Infill drill results from Fortuna Silver Mines’ (FVI-V, FVITF-o) 33,000-metre program at the San Jose silver-gold project in Oaxaca, Mexico, are starting to come in.
Drilling began in June to upgrade more of the inferred resources to the indicated category so that the company can proceed with a prefeasibility study.
Highlights from the program, carried out at 31-metre spacing intervals, include hole 127 with a 29.1- metre intersection grading 6.75 grams gold per tonne and 933 grams silver, starting from 394 metres depth.
Hole 128 cut 15.1 metres grading 5.7 grams gold and 1,022 grams silver from 296.5 metres depth. And hole 121 returned 20.6 metres of 8.89 grams gold and 752 grams silver.
The current focus is the Trinidad zone. Two surface rigs and two multipurpose reverse-circulation/ core drill rigs are still in action.
Fortuna says the assays were calculated using a cutoff grade of 100 grams silver equivalent per tonne and true widths of the veins are between 75-90% of the drill intervals.
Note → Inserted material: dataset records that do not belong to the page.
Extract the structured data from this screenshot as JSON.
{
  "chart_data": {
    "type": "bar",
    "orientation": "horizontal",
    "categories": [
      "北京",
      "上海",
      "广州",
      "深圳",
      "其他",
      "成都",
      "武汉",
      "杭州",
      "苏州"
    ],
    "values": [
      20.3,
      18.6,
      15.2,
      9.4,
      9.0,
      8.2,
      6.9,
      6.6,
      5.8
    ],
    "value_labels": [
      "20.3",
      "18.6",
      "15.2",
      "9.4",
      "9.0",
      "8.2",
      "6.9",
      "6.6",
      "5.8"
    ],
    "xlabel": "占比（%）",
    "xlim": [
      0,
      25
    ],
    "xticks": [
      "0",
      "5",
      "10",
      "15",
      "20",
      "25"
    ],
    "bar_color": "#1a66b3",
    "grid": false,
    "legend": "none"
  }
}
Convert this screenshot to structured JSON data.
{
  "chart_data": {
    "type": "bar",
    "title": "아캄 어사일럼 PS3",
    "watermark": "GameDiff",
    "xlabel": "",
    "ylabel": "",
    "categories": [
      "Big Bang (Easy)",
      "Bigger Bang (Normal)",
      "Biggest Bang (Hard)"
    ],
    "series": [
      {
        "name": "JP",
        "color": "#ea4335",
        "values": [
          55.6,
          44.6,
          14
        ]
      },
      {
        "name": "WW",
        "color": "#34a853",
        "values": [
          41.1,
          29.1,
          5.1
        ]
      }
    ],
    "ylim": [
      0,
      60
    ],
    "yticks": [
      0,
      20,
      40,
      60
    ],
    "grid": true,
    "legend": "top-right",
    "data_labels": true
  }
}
San Jose’s last resource estimate tallied data from three veins: Trinidad, Bonanza and Paloma. Indicated resources stand at 1.47 million tonnes grading 262 grams silver and 2.19 grams gold per tonne for a total of 12.42 million oz. silver and 103,500 oz. gold. More than half of the resource comes from the Trinidad vein.
Inferred resources include two additional zones: the Stockwork zone and the Bonanza splay vein were not included in the indicated category.
Inferred resources total 3.9 million tonnes grading 260.6 grams silver per tonne and 2.57 grams gold for a total of 32.7 million contained ounces silver and 321,500 oz. gold. The bulk of the inferred resources are from the Trinidad and Bonanza zones.
The San Jose project is part of a 560-sq.-km property in the Taviche mining district in the southern part of Oaxaca.
The deposit is a low-sulphidation epithermal system mineralized by quartz-carbonate-sulphide veins, hydrothermal breccias and stockwork veining within a sequence of Tertiary andesitic volcanic and volcaniclastic rocks.
Fortuna, which currently owns 76% of the project alongside joint-venture partner Continuum Resources (CNU-V, CUUEF-o), will soon hold the full project. In August, Fortuna made a friendly offer to buy Continuum for about $8.8 million in shares. The deal, which is subject to regulatory and other approvals, offered 7 million Fortuna shares for all of Continuum’s 124 million shares outstanding.
Fortuna has been working on underground development of the access ramp to the Trinidad zone since the fourth quarter of 2007 and expects to reach the sixth level at 150 metres depth by December.
The company is also working on engineering studies including mine design work, metallurgical testing, tailings dam design work and hydrological investigations.
An environmental impact study is under way and the company has been speaking to the local community about the project.
Fortuna shares closed up 5 at $1.16 apiece on the drill results on a trading volume of 111,000 shares.